On Marx by Alan Ryan

On Marx by Alan Ryan

Author:Alan Ryan
Language: eng
Format: epub
Publisher: Liveright


THESES ON FEUERBACH

The theses were written in early 1845 as a preface to The German Ideology, but first published by Engels in 1888 as an appendix to Engels’s Ludwig Feuerbach and the End of Classical German Philosophy. The eleventh thesis is justly famous.

I

The chief defect of all hitherto existing materialism—that of Feuerbach included—is that the thing, reality, sensuousness, is conceived only in the form of the object or of contemplation, but not as sensuous human activity, practice, not subjectively. Hence, in contradistinction to materialism, the active side was developed abstractly by idealism—which, of course, does not know real, sensuous activity as such.

Feuerbach wants sensuous objects, really distinct from the thought objects, but he does not conceive human activity itself as objective activity. Hence, in The Essence of Christianity, he regards the theoretical attitude as the only genuinely human attitude, while practice is conceived and fixed only in its dirty-judaical manifestation. Hence he does not grasp the significance of “revolutionary,” of “practical-critical,” activity.

II

The question whether objective truth can be attributed to human thinking is not a question of theory but is a practical question. Man must prove the truth—i.e., the reality and power, the this-sidedness of his thinking in practice. The dispute over the reality or non-reality of thinking that is isolated from practice is a purely scholastic question.

III

The materialist doctrine concerning the changing of circumstances and upbringing forgets that circumstances are changed by men and that it is essential to educate the educator himself. This doctrine must, therefore, divide society into two parts, one of which is superior to society.

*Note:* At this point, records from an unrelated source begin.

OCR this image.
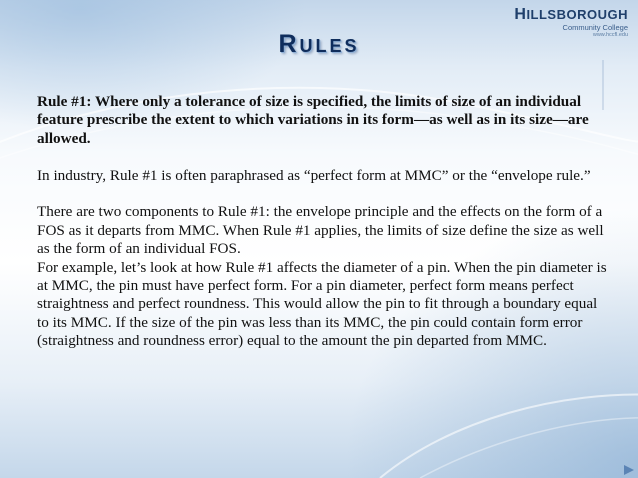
HILLSBOROUGH
Community College
www.hccfl.edu
Rules

Rule #1: Where only a tolerance of size is specified, the limits of size of an individual feature prescribe the extent to which variations in its form—as well as in its size—are allowed.

In industry, Rule #1 is often paraphrased as “perfect form at MMC” or the “envelope rule.”

There are two components to Rule #1: the envelope principle and the effects on the form of a FOS as it departs from MMC. When Rule #1 applies, the limits of size define the size as well as the form of an individual FOS.

For example, let’s look at how Rule #1 affects the diameter of a pin. When the pin diameter is at MMC, the pin must have perfect form. For a pin diameter, perfect form means perfect straightness and perfect roundness. This would allow the pin to fit through a boundary equal to its MMC. If the size of the pin was less than its MMC, the pin could contain form error (straightness and roundness error) equal to the amount the pin departed from MMC.
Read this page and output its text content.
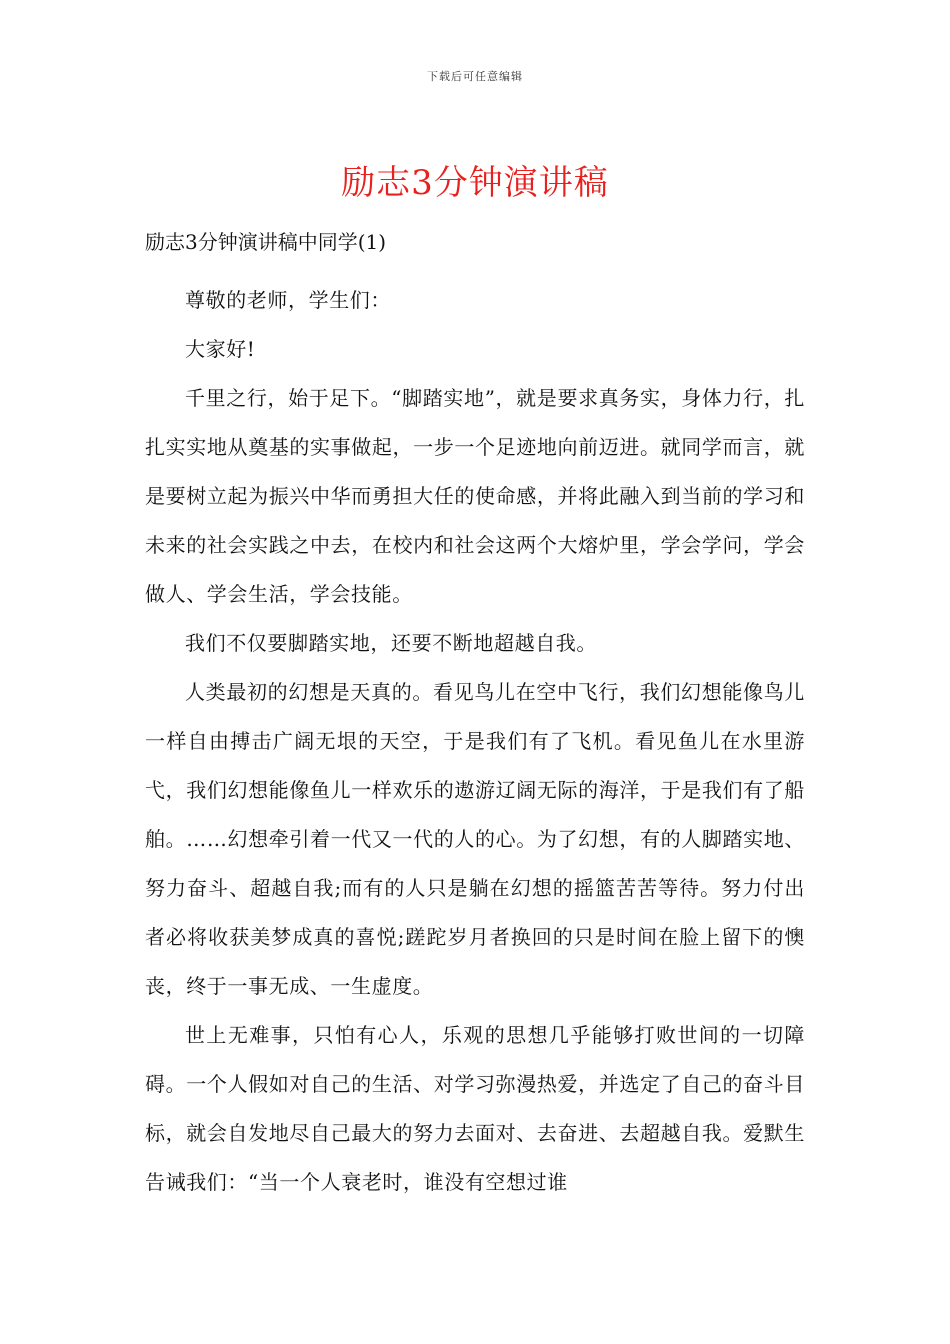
下载后可任意编辑
励志3分钟演讲稿

励志3分钟演讲稿中同学(1)

尊敬的老师，学生们：

大家好!

千里之行，始于足下。“脚踏实地”，就是要求真务实，身体力行，扎扎实实地从奠基的实事做起，一步一个足迹地向前迈进。就同学而言，就是要树立起为振兴中华而勇担大任的使命感，并将此融入到当前的学习和未来的社会实践之中去，在校内和社会这两个大熔炉里，学会学问，学会做人、学会生活，学会技能。

我们不仅要脚踏实地，还要不断地超越自我。

人类最初的幻想是天真的。看见鸟儿在空中飞行，我们幻想能像鸟儿一样自由搏击广阔无垠的天空，于是我们有了飞机。看见鱼儿在水里游弋，我们幻想能像鱼儿一样欢乐的遨游辽阔无际的海洋，于是我们有了船舶。……幻想牵引着一代又一代的人的心。为了幻想，有的人脚踏实地、努力奋斗、超越自我;而有的人只是躺在幻想的摇篮苦苦等待。努力付出者必将收获美梦成真的喜悦;蹉跎岁月者换回的只是时间在脸上留下的懊丧，终于一事无成、一生虚度。

世上无难事，只怕有心人，乐观的思想几乎能够打败世间的一切障碍。一个人假如对自己的生活、对学习弥漫热爱，并选定了自己的奋斗目标，就会自发地尽自己最大的努力去面对、去奋进、去超越自我。爱默生告诫我们：“当一个人衰老时，谁没有空想过谁
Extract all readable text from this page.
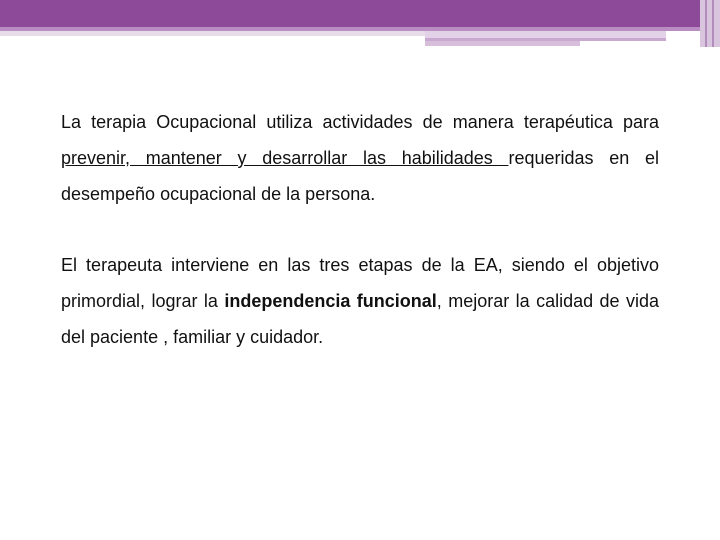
La terapia Ocupacional utiliza actividades de manera terapéutica para prevenir, mantener y desarrollar las habilidades requeridas en el desempeño ocupacional de la persona.

El terapeuta interviene en las tres etapas de la EA, siendo el objetivo primordial, lograr la independencia funcional, mejorar la calidad de vida del paciente , familiar y cuidador.
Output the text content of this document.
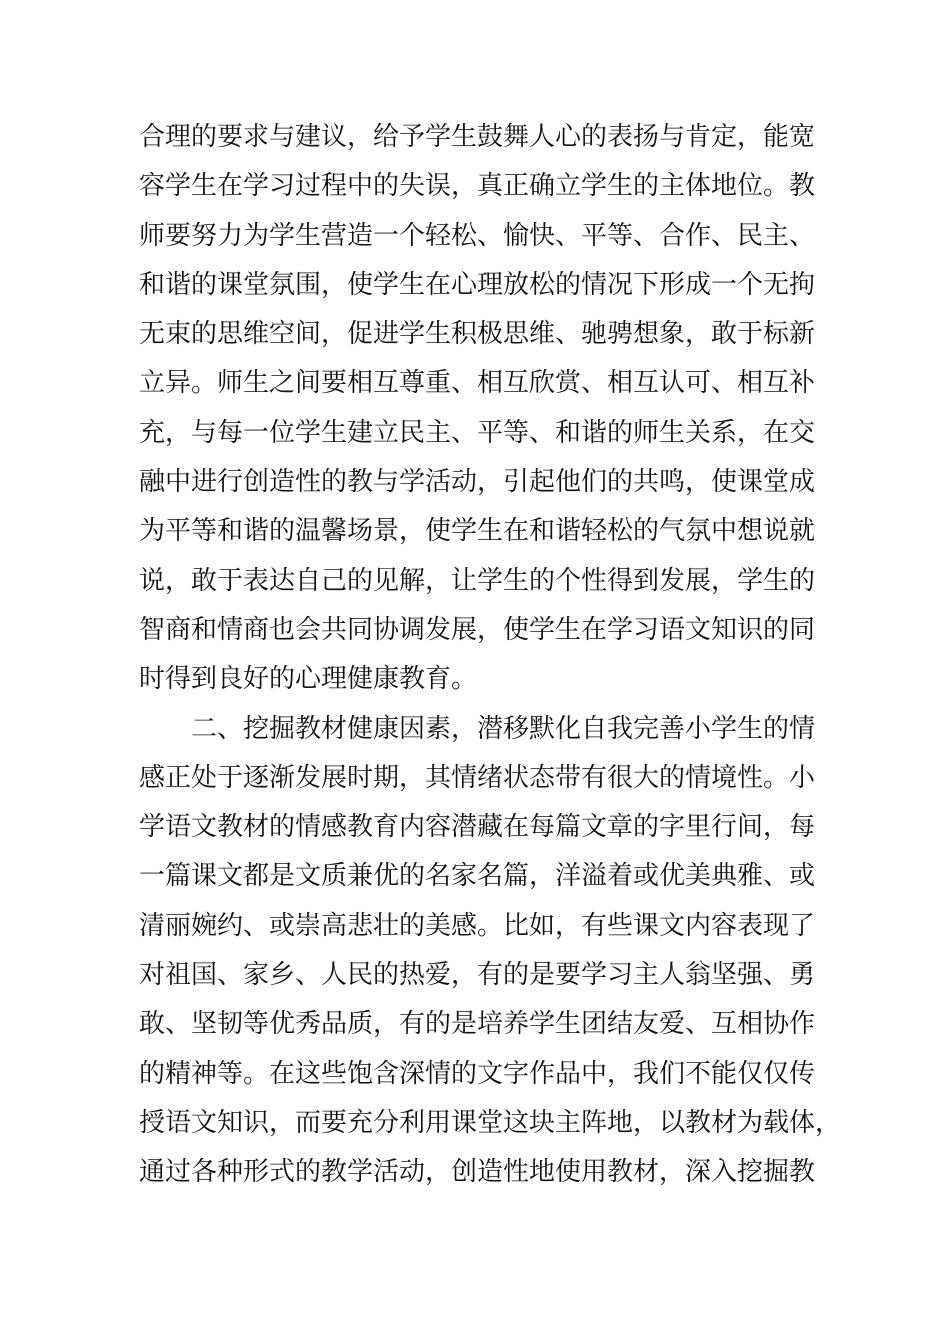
合理的要求与建议，给予学生鼓舞人心的表扬与肯定，能宽
容学生在学习过程中的失误，真正确立学生的主体地位。教
师要努力为学生营造一个轻松、愉快、平等、合作、民主、
和谐的课堂氛围，使学生在心理放松的情况下形成一个无拘
无束的思维空间，促进学生积极思维、驰骋想象，敢于标新
立异。师生之间要相互尊重、相互欣赏、相互认可、相互补
充，与每一位学生建立民主、平等、和谐的师生关系，在交
融中进行创造性的教与学活动，引起他们的共鸣，使课堂成
为平等和谐的温馨场景，使学生在和谐轻松的气氛中想说就
说，敢于表达自己的见解，让学生的个性得到发展，学生的
智商和情商也会共同协调发展，使学生在学习语文知识的同
时得到良好的心理健康教育。
二、挖掘教材健康因素，潜移默化自我完善小学生的情
感正处于逐渐发展时期，其情绪状态带有很大的情境性。小
学语文教材的情感教育内容潜藏在每篇文章的字里行间，每
一篇课文都是文质兼优的名家名篇，洋溢着或优美典雅、或
清丽婉约、或崇高悲壮的美感。比如，有些课文内容表现了
对祖国、家乡、人民的热爱，有的是要学习主人翁坚强、勇
敢、坚韧等优秀品质，有的是培养学生团结友爱、互相协作
的精神等。在这些饱含深情的文字作品中，我们不能仅仅传
授语文知识，而要充分利用课堂这块主阵地，以教材为载体，
通过各种形式的教学活动，创造性地使用教材，深入挖掘教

The coincidence of the changing of circumstances and of human activity or self-changing can be conceived and rationally understood only as revolutionary practice.

IV

Feuerbach starts out from the fact of religious self-alienation, of the duplication of the world into a religious world and a secular one. His work consists in resolving the religious world into its secular basis.

But that the secular basis detaches itself from itself and establishes itself as an independent realm in the clouds can only be explained by the cleavages and self-contradictions within this secular basis. The latter must, therefore, in itself be both understood in its contradiction and revolutionized in practice. Thus, for instance, after the earthly family is discovered to be the secret of the holy family, the former must then itself be destroyed in theory and in practice.

V

Feuerbach, not satisfied with abstract thinking, wants contemplation; but he does not conceive sensuousness as practical, human-sensuous activity.

VI

Feuerbach resolves the religious essence into the human essence. But the human essence is no abstraction inherent in each single individual.

In reality it is the ensemble of the social relations.

Feuerbach, who does not enter upon a criticism of this real essence, is consequently compelled:

1. To abstract from the historical process and to fix the religious sentiment as something by itself and to presuppose an abstract—isolated—human individual.

2. Essence, therefore, can be comprehended only as “genus,” as an internal, dumb generality which naturally unites the many individuals.